5. Responding to purposeful button-pushing
Tweens may purposefully test boundaries and push buttons to assert their independence. When faced with intentional provocations, it’s essential not to take it personally. Instead, maintain your composure and respond calmly. Avoid getting caught in power struggles and instead focus on finding constructive solutions. Encourage open dialogue, active listening, and problem-solving together. I know it may feel like you have an alien living in your home when they do this, but I promise, this too shall pass.
6. Encourage healthy outlets
Tweens often have a surplus of energy and emotions that need an outlet. Encourage your’s to engage in activities that help them channel their energy in a positive way. It could be sports, art, music, or any other hobby they enjoy (even safe gaming, don’t shoot the messenger). Providing them with healthy outlets allows them to express themselves and reduce stress, which can contribute to better emotional regulation.
7. Practice active listening
When your tween is expressing their thoughts or concerns, practice active listening. Give them your full attention, maintain eye contact, and show genuine interest in what they have to say. Reflect on what they’ve shared to ensure you understand their perspective. By actively listening, you create a safe space for open communication and strengthen your bond with your tween. It doesn’t matter how boring the topic is or confusing the lingo; give it a go.

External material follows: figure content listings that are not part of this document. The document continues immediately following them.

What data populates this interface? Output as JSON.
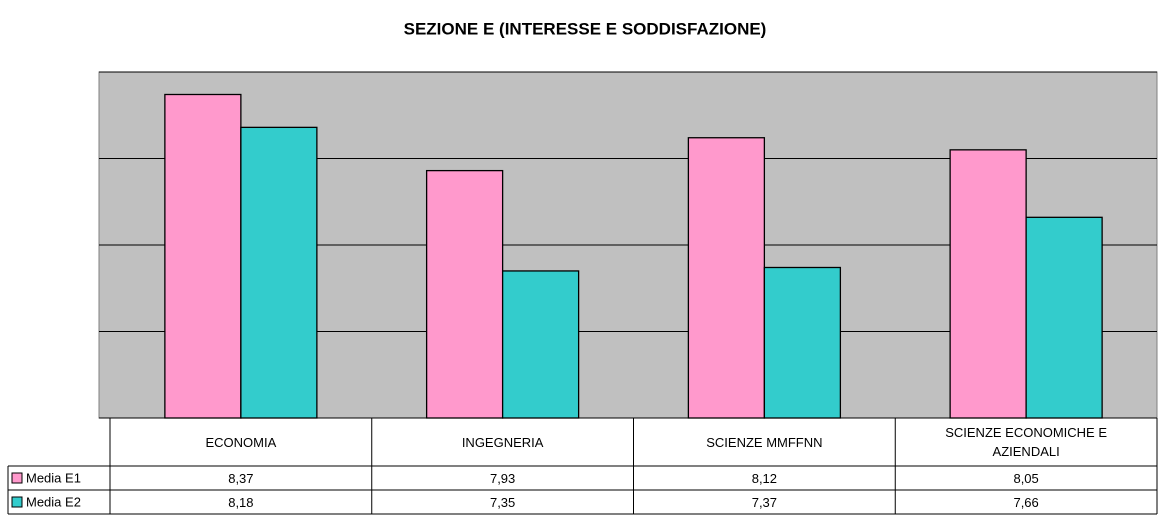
{
  "chart_data": {
    "type": "bar",
    "title": "SEZIONE E (INTERESSE E SODDISFAZIONE)",
    "categories": [
      "ECONOMIA",
      "INGEGNERIA",
      "SCIENZE MMFFNN",
      "SCIENZE ECONOMICHE E AZIENDALI"
    ],
    "series": [
      {
        "name": "Media E1",
        "color": "#ff99cc",
        "values": [
          8.37,
          7.93,
          8.12,
          8.05
        ],
        "value_labels": [
          "8,37",
          "7,93",
          "8,12",
          "8,05"
        ]
      },
      {
        "name": "Media E2",
        "color": "#33cccc",
        "values": [
          8.18,
          7.35,
          7.37,
          7.66
        ],
        "value_labels": [
          "8,18",
          "7,35",
          "7,37",
          "7,66"
        ]
      }
    ],
    "ylim": [
      6.5,
      8.5
    ],
    "yticks": [
      6.5,
      7,
      7.5,
      8,
      8.5
    ],
    "grid": true,
    "plot_background": "#c0c0c0"
  }
}
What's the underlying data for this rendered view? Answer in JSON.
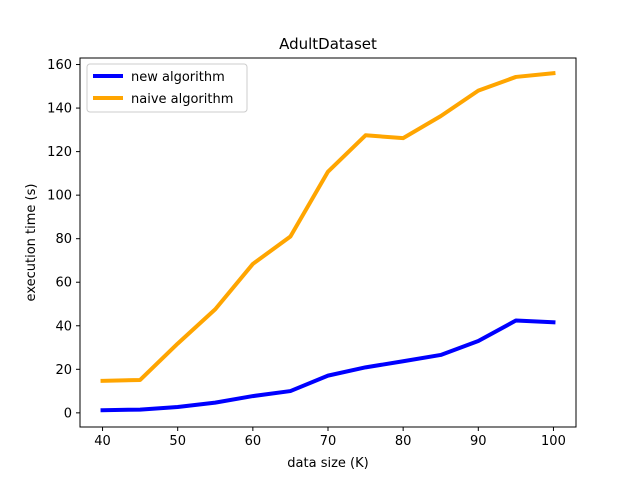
{
  "chart_data": {
    "type": "line",
    "title": "AdultDataset",
    "xlabel": "data size (K)",
    "ylabel": "execution time (s)",
    "x": [
      40,
      45,
      50,
      55,
      60,
      65,
      70,
      75,
      80,
      85,
      90,
      95,
      100
    ],
    "xlim": [
      37.0,
      103.0
    ],
    "ylim": [
      -6.5,
      163.0
    ],
    "xticks": [
      40,
      50,
      60,
      70,
      80,
      90,
      100
    ],
    "yticks": [
      0,
      20,
      40,
      60,
      80,
      100,
      120,
      140,
      160
    ],
    "grid": false,
    "legend_position": "top-left",
    "series": [
      {
        "name": "new algorithm",
        "color": "#0000ff",
        "values": [
          1.2,
          1.5,
          2.7,
          4.7,
          7.7,
          10.0,
          17.1,
          20.9,
          23.7,
          26.6,
          33.0,
          42.4,
          41.6
        ]
      },
      {
        "name": "naive algorithm",
        "color": "#ffa500",
        "values": [
          14.7,
          15.1,
          31.8,
          47.6,
          68.4,
          81.0,
          110.8,
          127.5,
          126.2,
          136.3,
          148.0,
          154.3,
          156.0
        ]
      }
    ]
  }
}
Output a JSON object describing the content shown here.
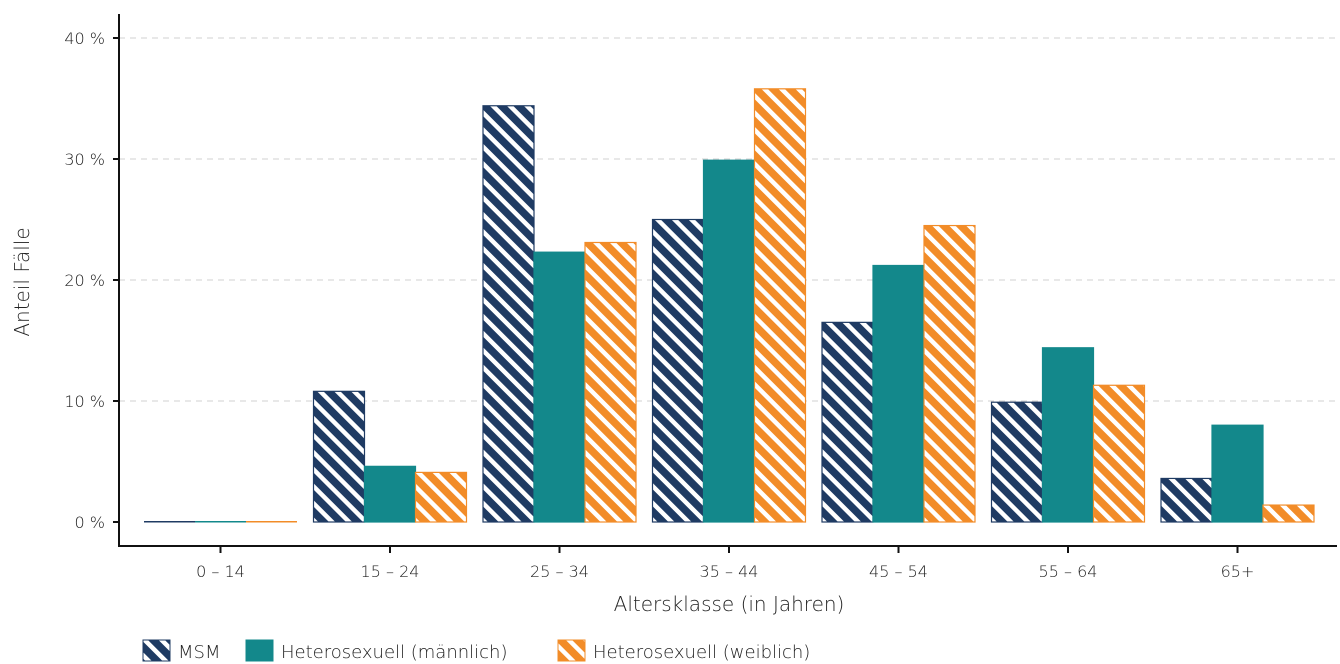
{
  "chart_data": {
    "type": "bar",
    "xlabel": "Altersklasse (in Jahren)",
    "ylabel": "Anteil Fälle",
    "ylim": [
      0,
      40
    ],
    "yticks": [
      0,
      10,
      20,
      30,
      40
    ],
    "ytick_labels": [
      "0 %",
      "10 %",
      "20 %",
      "30 %",
      "40 %"
    ],
    "grid": "horizontal dashed",
    "legend_position": "bottom-left",
    "categories": [
      "0 – 14",
      "15 – 24",
      "25 – 34",
      "35 – 44",
      "45 – 54",
      "55 – 64",
      "65+"
    ],
    "series": [
      {
        "name": "MSM",
        "color": "#1f3b63",
        "pattern": "hatched",
        "values": [
          0,
          10.8,
          34.4,
          25.0,
          16.5,
          9.9,
          3.6
        ]
      },
      {
        "name": "Heterosexuell (männlich)",
        "color": "#13888b",
        "pattern": "solid",
        "values": [
          0,
          4.6,
          22.3,
          29.9,
          21.2,
          14.4,
          8.0
        ]
      },
      {
        "name": "Heterosexuell (weiblich)",
        "color": "#f28c28",
        "pattern": "hatched",
        "values": [
          0,
          4.1,
          23.1,
          35.8,
          24.5,
          11.3,
          1.4
        ]
      }
    ]
  }
}
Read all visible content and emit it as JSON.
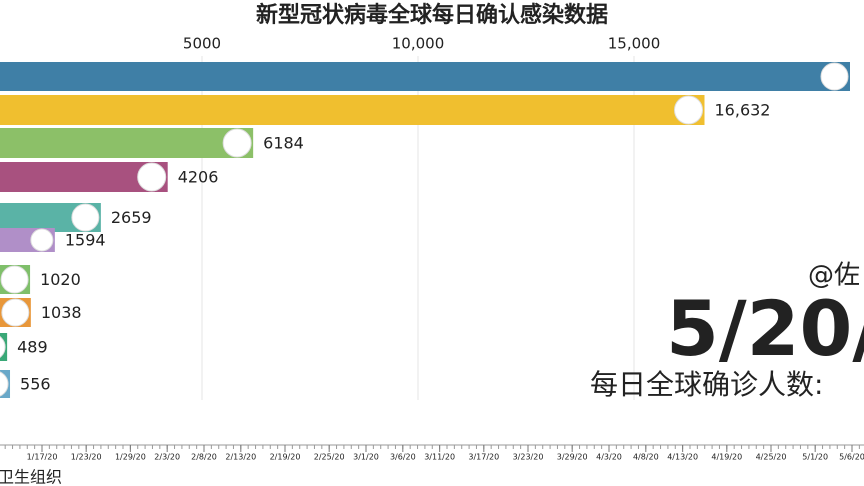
{
  "chart_data": {
    "type": "bar",
    "orientation": "horizontal",
    "title": "新型冠状病毒全球每日确认感染数据",
    "categories": [
      null,
      null,
      null,
      null,
      null,
      null,
      null,
      null,
      null,
      null
    ],
    "values": [
      20000,
      16632,
      6184,
      4206,
      2659,
      1594,
      1020,
      1038,
      489,
      556
    ],
    "value_labels": [
      null,
      "16,632",
      "6184",
      "4206",
      "2659",
      "1594",
      "1020",
      "1038",
      "489",
      "556"
    ],
    "colors": [
      "#3f7fa6",
      "#f0bf2f",
      "#8cc068",
      "#a8517f",
      "#5ab3a6",
      "#b08fc8",
      "#7fbf6a",
      "#e8973a",
      "#3aa877",
      "#6aa8c8"
    ],
    "xlim": [
      0,
      20000
    ],
    "xticks": [
      5000,
      {
        "value": 10000,
        "label": "10,000"
      },
      {
        "value": 15000,
        "label": "15,000"
      }
    ],
    "grid": true,
    "watermark": "@佐",
    "date": "5/20/",
    "subtitle": "每日全球确诊人数:",
    "source": "卫生组织",
    "timeline": [
      "1/17/20",
      "1/23/20",
      "1/29/20",
      "2/3/20",
      "2/8/20",
      "2/13/20",
      "2/19/20",
      "2/25/20",
      "3/1/20",
      "3/6/20",
      "3/11/20",
      "3/17/20",
      "3/23/20",
      "3/29/20",
      "4/3/20",
      "4/8/20",
      "4/13/20",
      "4/19/20",
      "4/25/20",
      "5/1/20",
      "5/6/20"
    ]
  }
}
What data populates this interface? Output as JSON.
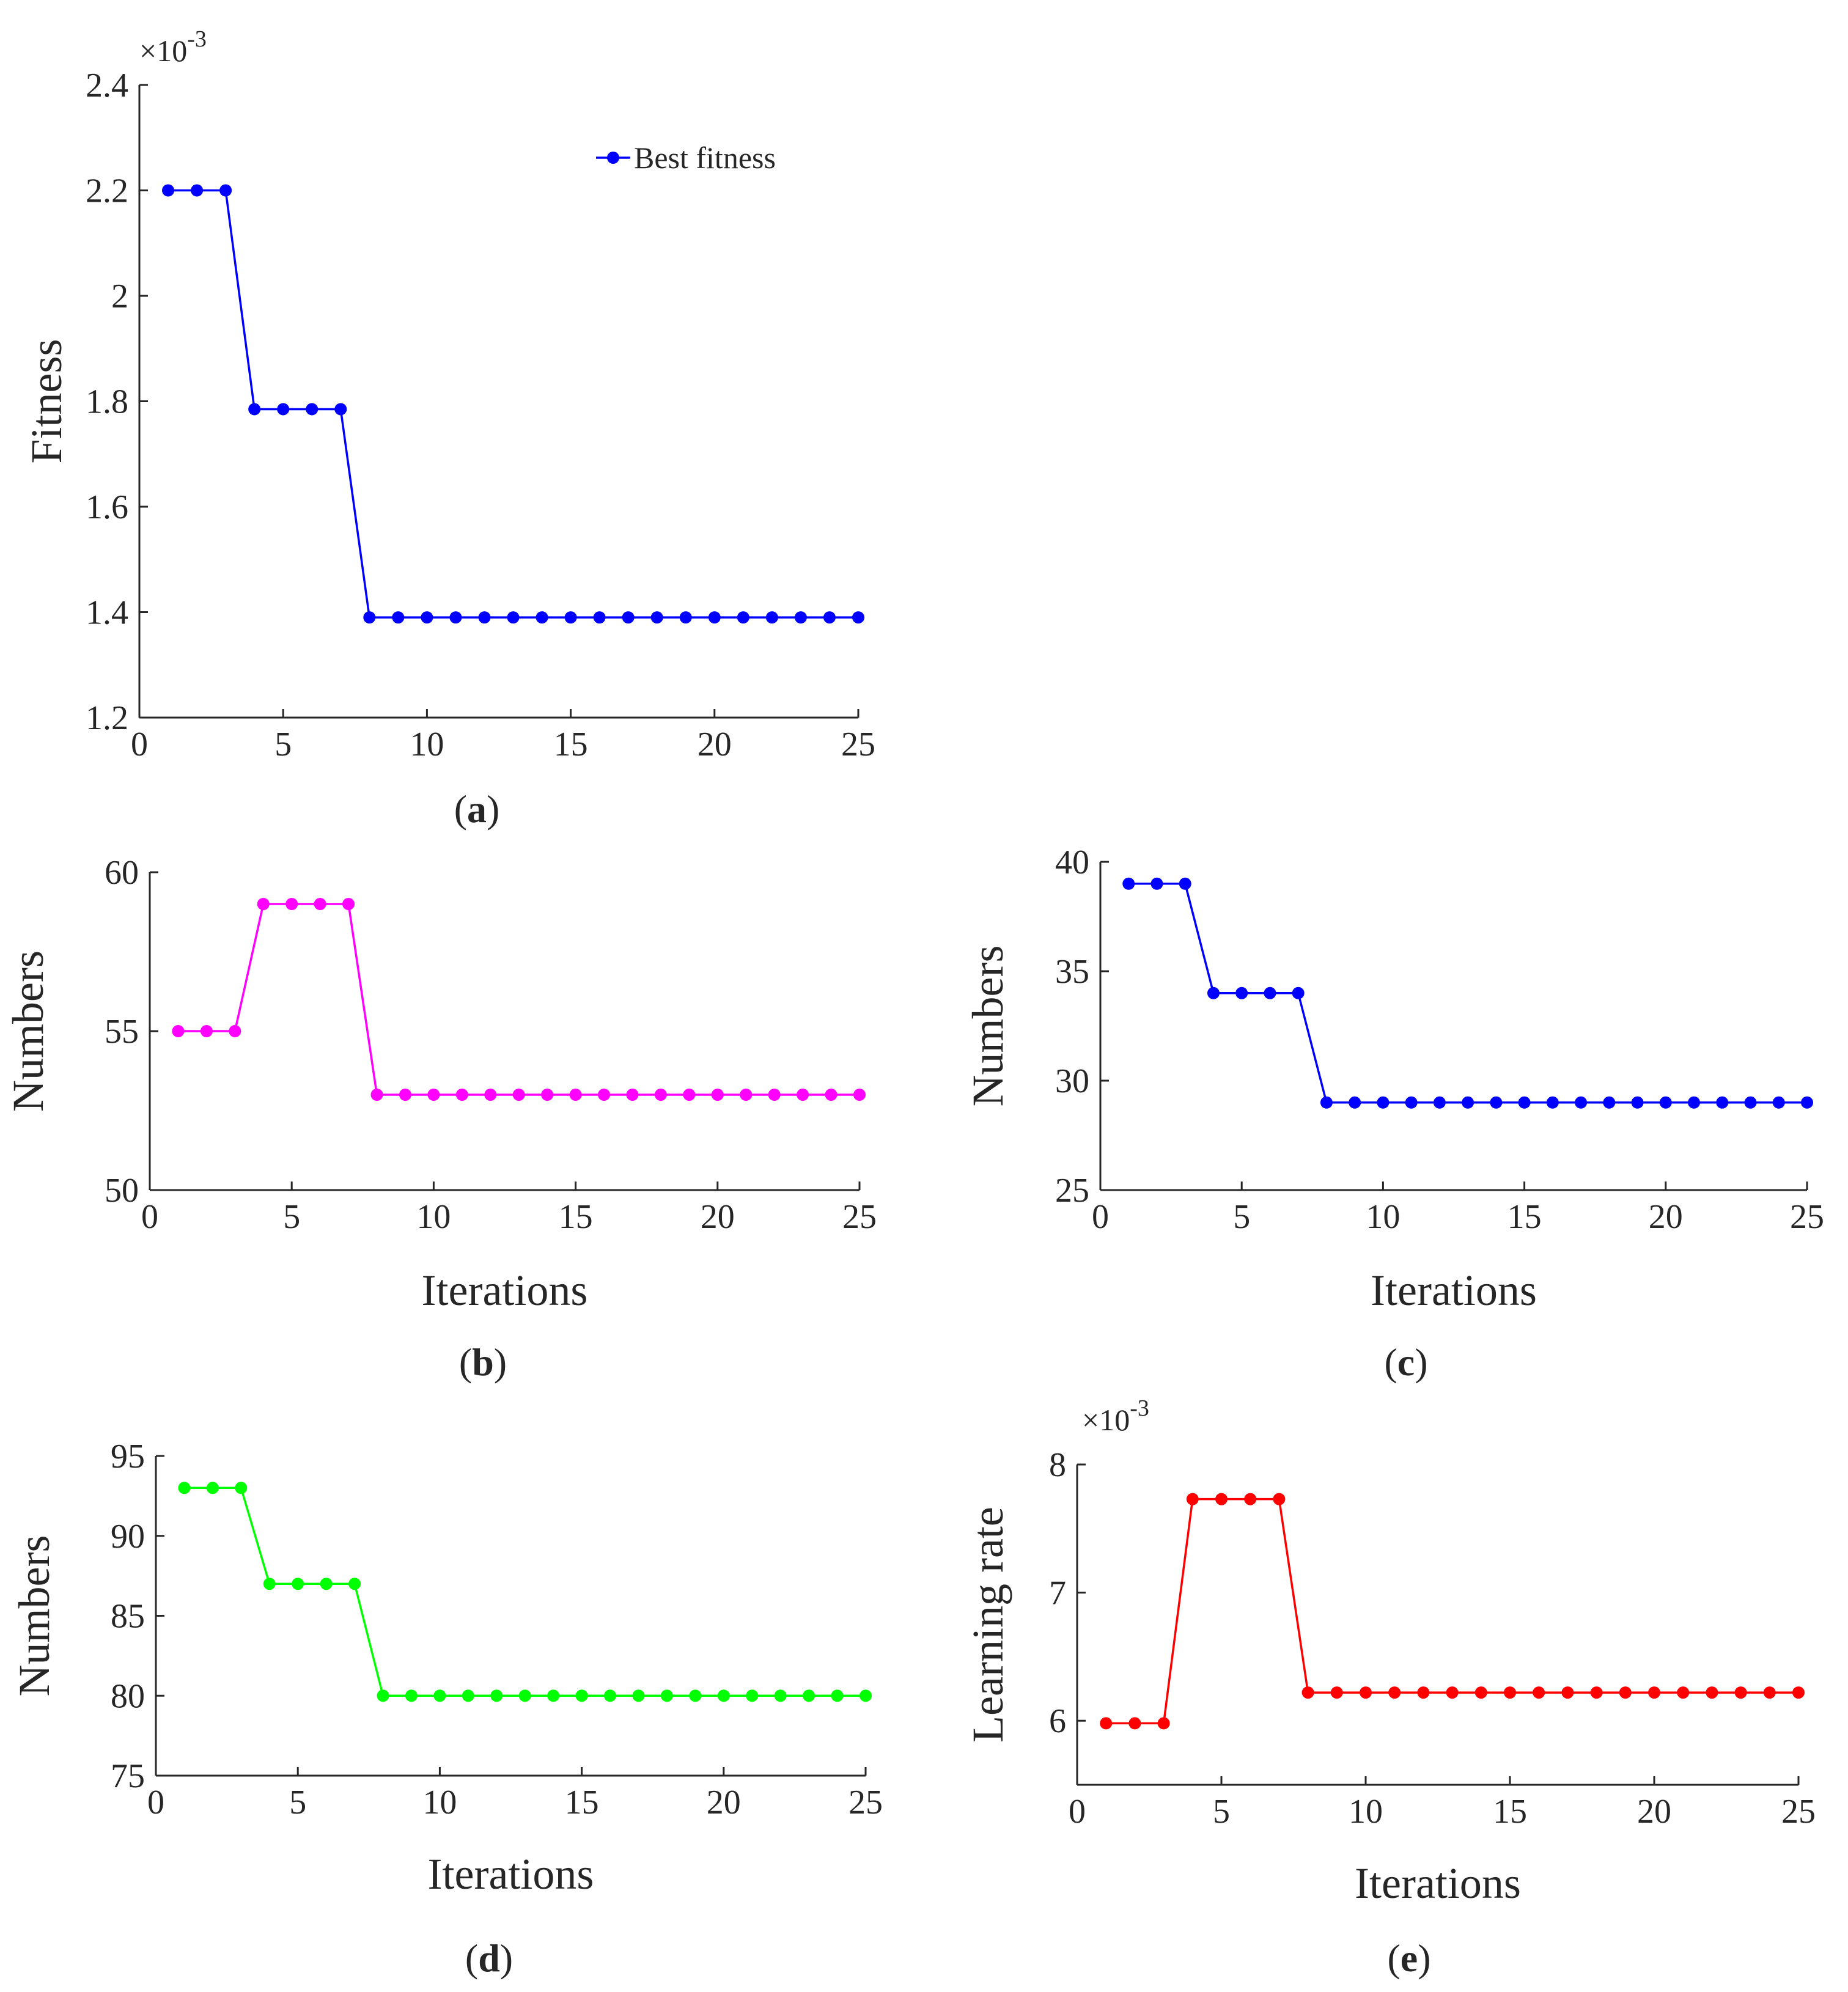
{
  "chart_data": [
    {
      "id": "a",
      "type": "line",
      "caption_letter": "a",
      "title": "",
      "xlabel": "",
      "ylabel": "Fitness",
      "xlim": [
        0,
        25
      ],
      "ylim": [
        1.2,
        2.4
      ],
      "xticks": [
        "0",
        "5",
        "10",
        "15",
        "20",
        "25"
      ],
      "xtick_values": [
        0,
        5,
        10,
        15,
        20,
        25
      ],
      "yticks": [
        "1.2",
        "1.4",
        "1.6",
        "1.8",
        "2",
        "2.2",
        "2.4"
      ],
      "ytick_values": [
        1.2,
        1.4,
        1.6,
        1.8,
        2.0,
        2.2,
        2.4
      ],
      "multiplier_base": "×10",
      "multiplier_exp": "-3",
      "legend": [
        "Best fitness"
      ],
      "color": "#0000ff",
      "series": [
        {
          "name": "Best fitness",
          "x": [
            1,
            2,
            3,
            4,
            5,
            6,
            7,
            8,
            9,
            10,
            11,
            12,
            13,
            14,
            15,
            16,
            17,
            18,
            19,
            20,
            21,
            22,
            23,
            24,
            25
          ],
          "values": [
            2.2,
            2.2,
            2.2,
            1.785,
            1.785,
            1.785,
            1.785,
            1.39,
            1.39,
            1.39,
            1.39,
            1.39,
            1.39,
            1.39,
            1.39,
            1.39,
            1.39,
            1.39,
            1.39,
            1.39,
            1.39,
            1.39,
            1.39,
            1.39,
            1.39
          ]
        }
      ]
    },
    {
      "id": "b",
      "type": "line",
      "caption_letter": "b",
      "title": "",
      "xlabel": "Iterations",
      "ylabel": "Numbers",
      "xlim": [
        0,
        25
      ],
      "ylim": [
        50,
        60
      ],
      "xticks": [
        "0",
        "5",
        "10",
        "15",
        "20",
        "25"
      ],
      "xtick_values": [
        0,
        5,
        10,
        15,
        20,
        25
      ],
      "yticks": [
        "50",
        "55",
        "60"
      ],
      "ytick_values": [
        50,
        55,
        60
      ],
      "color": "#ff00ff",
      "series": [
        {
          "name": "b",
          "x": [
            1,
            2,
            3,
            4,
            5,
            6,
            7,
            8,
            9,
            10,
            11,
            12,
            13,
            14,
            15,
            16,
            17,
            18,
            19,
            20,
            21,
            22,
            23,
            24,
            25
          ],
          "values": [
            55,
            55,
            55,
            59,
            59,
            59,
            59,
            53,
            53,
            53,
            53,
            53,
            53,
            53,
            53,
            53,
            53,
            53,
            53,
            53,
            53,
            53,
            53,
            53,
            53
          ]
        }
      ]
    },
    {
      "id": "c",
      "type": "line",
      "caption_letter": "c",
      "title": "",
      "xlabel": "Iterations",
      "ylabel": "Numbers",
      "xlim": [
        0,
        25
      ],
      "ylim": [
        25,
        40
      ],
      "xticks": [
        "0",
        "5",
        "10",
        "15",
        "20",
        "25"
      ],
      "xtick_values": [
        0,
        5,
        10,
        15,
        20,
        25
      ],
      "yticks": [
        "25",
        "30",
        "35",
        "40"
      ],
      "ytick_values": [
        25,
        30,
        35,
        40
      ],
      "color": "#0000ff",
      "series": [
        {
          "name": "c",
          "x": [
            1,
            2,
            3,
            4,
            5,
            6,
            7,
            8,
            9,
            10,
            11,
            12,
            13,
            14,
            15,
            16,
            17,
            18,
            19,
            20,
            21,
            22,
            23,
            24,
            25
          ],
          "values": [
            39,
            39,
            39,
            34,
            34,
            34,
            34,
            29,
            29,
            29,
            29,
            29,
            29,
            29,
            29,
            29,
            29,
            29,
            29,
            29,
            29,
            29,
            29,
            29,
            29
          ]
        }
      ]
    },
    {
      "id": "d",
      "type": "line",
      "caption_letter": "d",
      "title": "",
      "xlabel": "Iterations",
      "ylabel": "Numbers",
      "xlim": [
        0,
        25
      ],
      "ylim": [
        75,
        95
      ],
      "xticks": [
        "0",
        "5",
        "10",
        "15",
        "20",
        "25"
      ],
      "xtick_values": [
        0,
        5,
        10,
        15,
        20,
        25
      ],
      "yticks": [
        "75",
        "80",
        "85",
        "90",
        "95"
      ],
      "ytick_values": [
        75,
        80,
        85,
        90,
        95
      ],
      "color": "#00ff00",
      "series": [
        {
          "name": "d",
          "x": [
            1,
            2,
            3,
            4,
            5,
            6,
            7,
            8,
            9,
            10,
            11,
            12,
            13,
            14,
            15,
            16,
            17,
            18,
            19,
            20,
            21,
            22,
            23,
            24,
            25
          ],
          "values": [
            93,
            93,
            93,
            87,
            87,
            87,
            87,
            80,
            80,
            80,
            80,
            80,
            80,
            80,
            80,
            80,
            80,
            80,
            80,
            80,
            80,
            80,
            80,
            80,
            80
          ]
        }
      ]
    },
    {
      "id": "e",
      "type": "line",
      "caption_letter": "e",
      "title": "",
      "xlabel": "Iterations",
      "ylabel": "Learning rate",
      "xlim": [
        0,
        25
      ],
      "ylim": [
        5.5,
        8
      ],
      "xticks": [
        "0",
        "5",
        "10",
        "15",
        "20",
        "25"
      ],
      "xtick_values": [
        0,
        5,
        10,
        15,
        20,
        25
      ],
      "yticks": [
        "6",
        "7",
        "8"
      ],
      "ytick_values": [
        6,
        7,
        8
      ],
      "multiplier_base": "×10",
      "multiplier_exp": "-3",
      "color": "#ff0000",
      "series": [
        {
          "name": "e",
          "x": [
            1,
            2,
            3,
            4,
            5,
            6,
            7,
            8,
            9,
            10,
            11,
            12,
            13,
            14,
            15,
            16,
            17,
            18,
            19,
            20,
            21,
            22,
            23,
            24,
            25
          ],
          "values": [
            5.98,
            5.98,
            5.98,
            7.73,
            7.73,
            7.73,
            7.73,
            6.22,
            6.22,
            6.22,
            6.22,
            6.22,
            6.22,
            6.22,
            6.22,
            6.22,
            6.22,
            6.22,
            6.22,
            6.22,
            6.22,
            6.22,
            6.22,
            6.22,
            6.22
          ]
        }
      ]
    }
  ]
}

8. Seek support and self-care
Parenting a tween can be challenging, especially when additional factors like ADHD come into play. It’s important to recognise when you need support and to prioritise self-care. Reach out to support groups, parenting forums, or professionals who specialise in ADHD or parenting. Share experiences, seek advice, and learn from others who have faced similar challenges. Taking care of your own well-being is crucial for being a patient and understanding parent.
9. Teach coping skills
Help your tween develop healthy coping skills to navigate complex emotions and situations. This could include deep breathing exercises, journaling, mindfulness activities (think adult colouring or complex Lego), or engaging in hobbies that bring them joy. By teaching them these skills, you empower them to take control of their emotions and build resilience in the face of challenges.
10. Celebrate successes
There will be enough to argue about over the next few years, so remember to recognise and celebrate your tween’s achievements, both big and small. Acknowledge their efforts, growth, and positive behaviours. Celebrating successes boosts their self-confidence and reinforces positive behaviours, creating a supportive and encouraging environment for their development.
Parenting a tween is a journey that tests our patience, resilience, and emotional balance. It’s about finding the delicate balance between setting boundaries and fostering independence while also managing our own emotions. As I continue to navigate this ever-changing phase with Tyler, I’ve learned to approach it with empathy, understanding, and a healthy dose of humour. By acknowledging our own humanity, adjusting our discipline strategies, and forgiving ourselves for the moments when we falter, we can forge a stronger connection with our tweens and grow together through this exciting, albeit challenging, chapter of parenthood.